Still, he is managing to find some attractive values in individual stocks, particularly larger blue chip names with strong sales to developing markets. Most of those holdings are based in the United States, though 21% are attributable to European companies such as French automaker Renault. Romick admits he isn't particularly fond of the company, whose sales depend heavily on European consumers. But because Renault's stakes in Daimler, Nissan and Volvo exceed the public value of its own shares, he believes that "the value that is being given away has less financial risk than in the past." He also favors WPP Group, an advertising agency based in the U.K. that has more than 2,500 offices in 108 countries. WPP has a global business, and about one-third of its revenues are coming from fast-growing markets outside Europe and the U.S. The stock also sells at a reasonable 10.5 times forward earnings.

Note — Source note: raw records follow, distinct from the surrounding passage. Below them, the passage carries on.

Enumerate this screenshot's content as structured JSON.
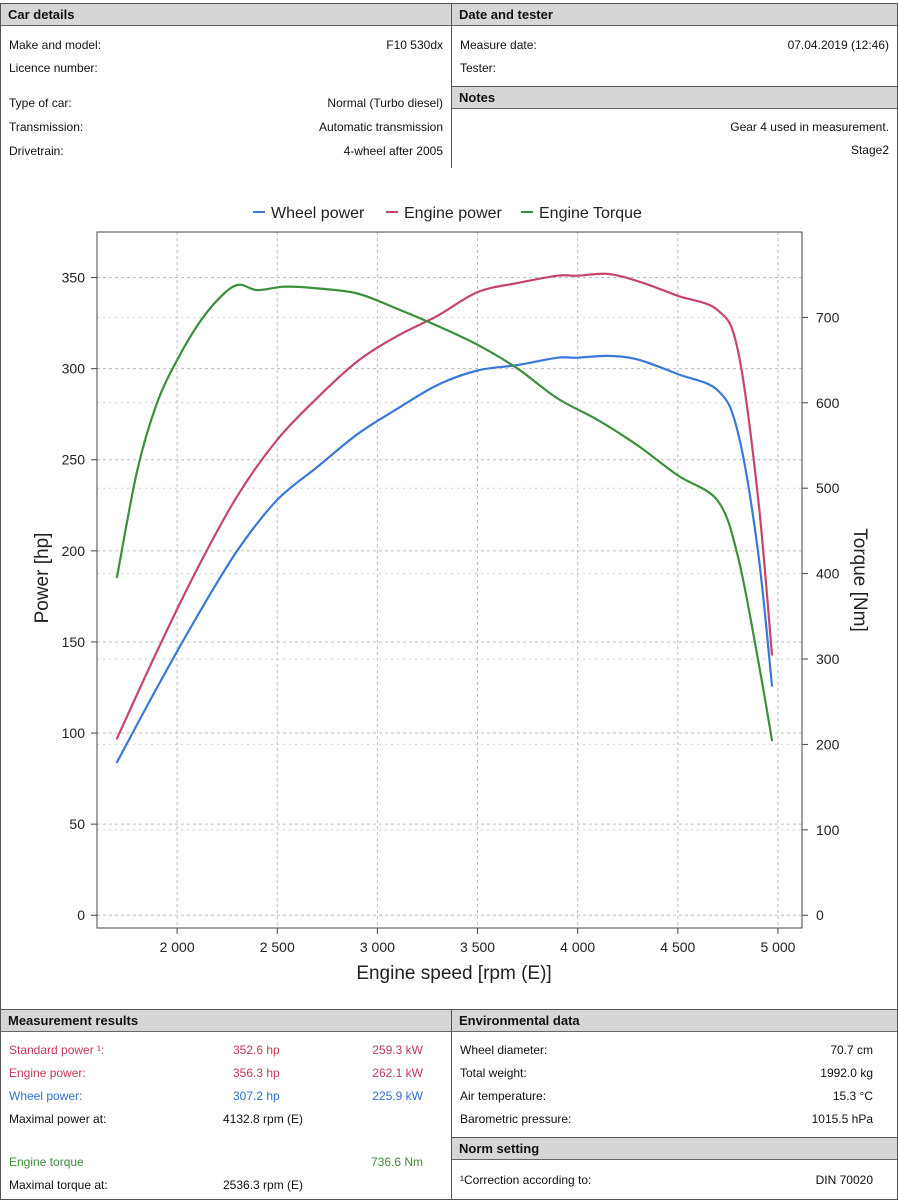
{
  "car_details": {
    "header": "Car details",
    "make_model": {
      "label": "Make and model:",
      "value": "F10 530dx"
    },
    "licence": {
      "label": "Licence number:",
      "value": ""
    },
    "type": {
      "label": "Type of car:",
      "value": "Normal (Turbo diesel)"
    },
    "transmission": {
      "label": "Transmission:",
      "value": "Automatic transmission"
    },
    "drivetrain": {
      "label": "Drivetrain:",
      "value": "4-wheel after 2005"
    }
  },
  "date_tester": {
    "header": "Date and tester",
    "measure_date": {
      "label": "Measure date:",
      "value": "07.04.2019 (12:46)"
    },
    "tester": {
      "label": "Tester:",
      "value": ""
    }
  },
  "notes": {
    "header": "Notes",
    "line1": "Gear 4 used in measurement.",
    "line2": "Stage2"
  },
  "chart_data": {
    "type": "line",
    "xlabel": "Engine speed [rpm (E)]",
    "ylabel": "Power [hp]",
    "y2label": "Torque [Nm]",
    "xlim": [
      1600,
      5120
    ],
    "ylim": [
      -7,
      375
    ],
    "y2lim": [
      -14.93,
      800
    ],
    "x_ticks": [
      2000,
      2500,
      3000,
      3500,
      4000,
      4500,
      5000
    ],
    "x_tick_labels": [
      "2 000",
      "2 500",
      "3 000",
      "3 500",
      "4 000",
      "4 500",
      "5 000"
    ],
    "y_ticks": [
      0,
      50,
      100,
      150,
      200,
      250,
      300,
      350
    ],
    "y_tick_labels": [
      "0",
      "50",
      "100",
      "150",
      "200",
      "250",
      "300",
      "350"
    ],
    "y2_ticks": [
      0,
      100,
      200,
      300,
      400,
      500,
      600,
      700
    ],
    "y2_tick_labels": [
      "0",
      "100",
      "200",
      "300",
      "400",
      "500",
      "600",
      "700"
    ],
    "grid": true,
    "legend_position": "top",
    "series": [
      {
        "name": "Wheel power",
        "axis": "left",
        "color": "#3b78d8",
        "x": [
          1700,
          1900,
          2100,
          2300,
          2500,
          2700,
          2900,
          3100,
          3300,
          3500,
          3700,
          3900,
          4000,
          4150,
          4300,
          4500,
          4700,
          4800,
          4900,
          4970
        ],
        "y": [
          84,
          125,
          164,
          200,
          228,
          246,
          264,
          278,
          291,
          299,
          302,
          306,
          306,
          307,
          305,
          297,
          288,
          265,
          200,
          126
        ]
      },
      {
        "name": "Engine power",
        "axis": "left",
        "color": "#c8456a",
        "x": [
          1700,
          1900,
          2100,
          2300,
          2500,
          2700,
          2900,
          3100,
          3300,
          3500,
          3700,
          3900,
          4000,
          4150,
          4300,
          4500,
          4700,
          4800,
          4900,
          4970
        ],
        "y": [
          97,
          145,
          190,
          230,
          261,
          284,
          304,
          318,
          329,
          342,
          347,
          351,
          351,
          352,
          348,
          340,
          332,
          310,
          230,
          143
        ]
      },
      {
        "name": "Engine Torque",
        "axis": "right",
        "color": "#3c8f3c",
        "x": [
          1700,
          1800,
          1900,
          2000,
          2100,
          2200,
          2300,
          2400,
          2536,
          2700,
          2900,
          3100,
          3300,
          3500,
          3700,
          3900,
          4100,
          4300,
          4500,
          4700,
          4800,
          4900,
          4970
        ],
        "y": [
          396,
          520,
          600,
          650,
          690,
          720,
          738,
          732,
          736,
          734,
          728,
          710,
          690,
          668,
          640,
          605,
          580,
          550,
          515,
          485,
          420,
          300,
          205
        ]
      }
    ]
  },
  "measurement": {
    "header": "Measurement results",
    "standard": {
      "label": "Standard power ¹:",
      "hp": "352.6 hp",
      "kw": "259.3 kW"
    },
    "engine": {
      "label": "Engine power:",
      "hp": "356.3 hp",
      "kw": "262.1 kW"
    },
    "wheel": {
      "label": "Wheel power:",
      "hp": "307.2 hp",
      "kw": "225.9 kW"
    },
    "max_power": {
      "label": "Maximal power at:",
      "value": "4132.8 rpm (E)"
    },
    "torque": {
      "label": "Engine torque",
      "value": "736.6 Nm"
    },
    "max_torque": {
      "label": "Maximal torque at:",
      "value": "2536.3 rpm (E)"
    }
  },
  "environment": {
    "header": "Environmental data",
    "wheel_diameter": {
      "label": "Wheel diameter:",
      "value": "70.7 cm"
    },
    "total_weight": {
      "label": "Total weight:",
      "value": "1992.0 kg"
    },
    "air_temp": {
      "label": "Air temperature:",
      "value": "15.3 °C"
    },
    "baro": {
      "label": "Barometric pressure:",
      "value": "1015.5 hPa"
    }
  },
  "norm": {
    "header": "Norm setting",
    "correction": {
      "label": "¹Correction according to:",
      "value": "DIN 70020"
    }
  }
}
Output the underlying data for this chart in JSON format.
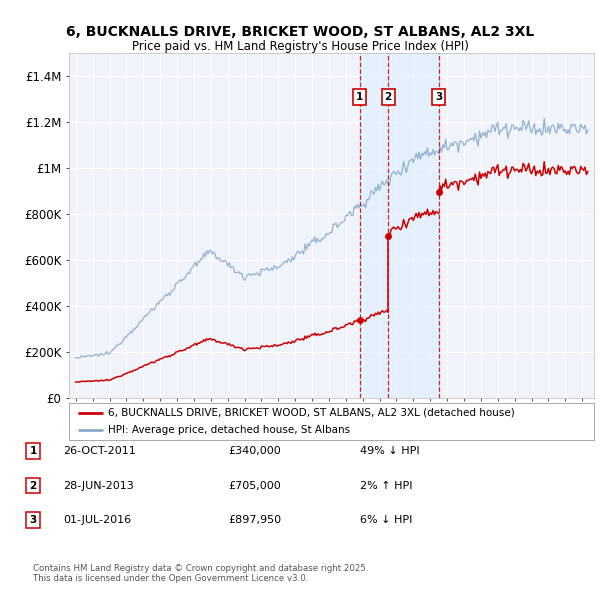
{
  "title_line1": "6, BUCKNALLS DRIVE, BRICKET WOOD, ST ALBANS, AL2 3XL",
  "title_line2": "Price paid vs. HM Land Registry's House Price Index (HPI)",
  "sale_color": "#cc0000",
  "hpi_color": "#88aacc",
  "vline_color": "#cc0000",
  "shade_color": "#ddeeff",
  "sale_dates": [
    2011.833,
    2013.5,
    2016.5
  ],
  "sale_prices": [
    340000,
    705000,
    897950
  ],
  "sale_labels": [
    "1",
    "2",
    "3"
  ],
  "transaction_info": [
    {
      "label": "1",
      "date": "26-OCT-2011",
      "price": "£340,000",
      "hpi": "49% ↓ HPI"
    },
    {
      "label": "2",
      "date": "28-JUN-2013",
      "price": "£705,000",
      "hpi": "2% ↑ HPI"
    },
    {
      "label": "3",
      "date": "01-JUL-2016",
      "price": "£897,950",
      "hpi": "6% ↓ HPI"
    }
  ],
  "yticks": [
    0,
    200000,
    400000,
    600000,
    800000,
    1000000,
    1200000,
    1400000
  ],
  "ytick_labels": [
    "£0",
    "£200K",
    "£400K",
    "£600K",
    "£800K",
    "£1M",
    "£1.2M",
    "£1.4M"
  ],
  "footnote": "Contains HM Land Registry data © Crown copyright and database right 2025.\nThis data is licensed under the Open Government Licence v3.0.",
  "bg_color": "#ffffff",
  "plot_bg_color": "#f0f4fa"
}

He also likes companies with strong product niches, such as the fund's recent purchase, CareFusion, the leading medical technology company, which serves hospitals in the U.S. and abroad. The company's new management could improve research and development and help grow international sales at a faster clip than in the past.

The FPA Crescent Fund also has a smattering of alternative investments, including a stake in a private real estate investment trust that invests in farmland, which Romick views as protection against inflation and an opportunity to capitalize on rising food prices. He also dabbles in troubled loans from bank portfolios, which he purchases at a steep discount to their original value. Because he examines the borrowers closely and buys at prices that produce an expected 10%-plus rate of return, he believes the investments offer both limited downside and attractive returns.

Recently, he's been building a position in a senior note issued by a domestic energy company that is currently under financial stress. "Given the asset coverage of our claims, there appears to be low risk and reasonable upside in a restructuring," he says.